É madrugada. Um dia daqueles retardou a publicação do tradicional post de segunda até essas altas horas. Na busca de inspiração fui ler o jornal, e encontrei a ótima reportagem no caderno Mais! da Folha de S. Paulo: “O submundo da cana”, de Joel Silva e Mário Magalhães, mais conhecido como Magal, de quem eu tenho muita saudade como ombudsman.
Os repórteres passaram meses investigando as condições de vida e de trabalho dos canavieiros em São Paulo, e como as transformações promovidas pelo chamado boom do etanol está afetando a realidade deles.
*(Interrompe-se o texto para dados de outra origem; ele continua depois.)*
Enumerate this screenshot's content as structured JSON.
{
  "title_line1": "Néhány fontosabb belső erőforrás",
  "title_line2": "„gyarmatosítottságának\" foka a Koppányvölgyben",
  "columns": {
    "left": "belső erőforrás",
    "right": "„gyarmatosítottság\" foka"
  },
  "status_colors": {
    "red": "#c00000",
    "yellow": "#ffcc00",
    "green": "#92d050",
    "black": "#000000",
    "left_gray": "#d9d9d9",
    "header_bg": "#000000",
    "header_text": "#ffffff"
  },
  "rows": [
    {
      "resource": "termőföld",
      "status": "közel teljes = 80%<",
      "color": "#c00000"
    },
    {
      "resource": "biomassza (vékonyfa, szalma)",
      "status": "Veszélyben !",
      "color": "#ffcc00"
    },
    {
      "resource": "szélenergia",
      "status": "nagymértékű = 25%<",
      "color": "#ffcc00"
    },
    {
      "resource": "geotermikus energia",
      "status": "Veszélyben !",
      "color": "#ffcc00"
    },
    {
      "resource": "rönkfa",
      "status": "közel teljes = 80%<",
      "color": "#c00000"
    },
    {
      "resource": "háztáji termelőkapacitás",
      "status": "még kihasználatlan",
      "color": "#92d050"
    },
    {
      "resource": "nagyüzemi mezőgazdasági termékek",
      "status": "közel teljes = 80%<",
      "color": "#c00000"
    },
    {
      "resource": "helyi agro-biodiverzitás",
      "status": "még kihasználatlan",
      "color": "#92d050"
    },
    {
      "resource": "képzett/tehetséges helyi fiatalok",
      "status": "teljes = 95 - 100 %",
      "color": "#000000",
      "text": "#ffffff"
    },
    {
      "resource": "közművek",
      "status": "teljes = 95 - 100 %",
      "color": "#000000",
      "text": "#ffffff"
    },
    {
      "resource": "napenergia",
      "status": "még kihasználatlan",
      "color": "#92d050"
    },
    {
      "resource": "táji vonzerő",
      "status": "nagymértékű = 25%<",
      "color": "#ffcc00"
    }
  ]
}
Passaram por 19 cidades do estado.
Essa é para quem gosta de boas histórias. E para quem não gosta de ler jornal, aprender a gostar.
Mas eu recomendo especialmente àqueles que discutem se os biocombustíveis causam conversão de florestas, se vão invadir a Amazônia, se o de milho é melhor que o de beterraba ou se o Brasil vai se tornar líder na exportação de commodity ou de tecnologia. Enfim, os "verdinhos".
Eu também gosto de falar sobre tudo isso, mas é tão importante dar uma cor de humanidade a esse discurso puramente ambientalista que oportunidades como essa não devem ser desperdiçadas. No mínimo para aprender que o ambiental às vezes é uma pedra no sapato do social e vice-versa.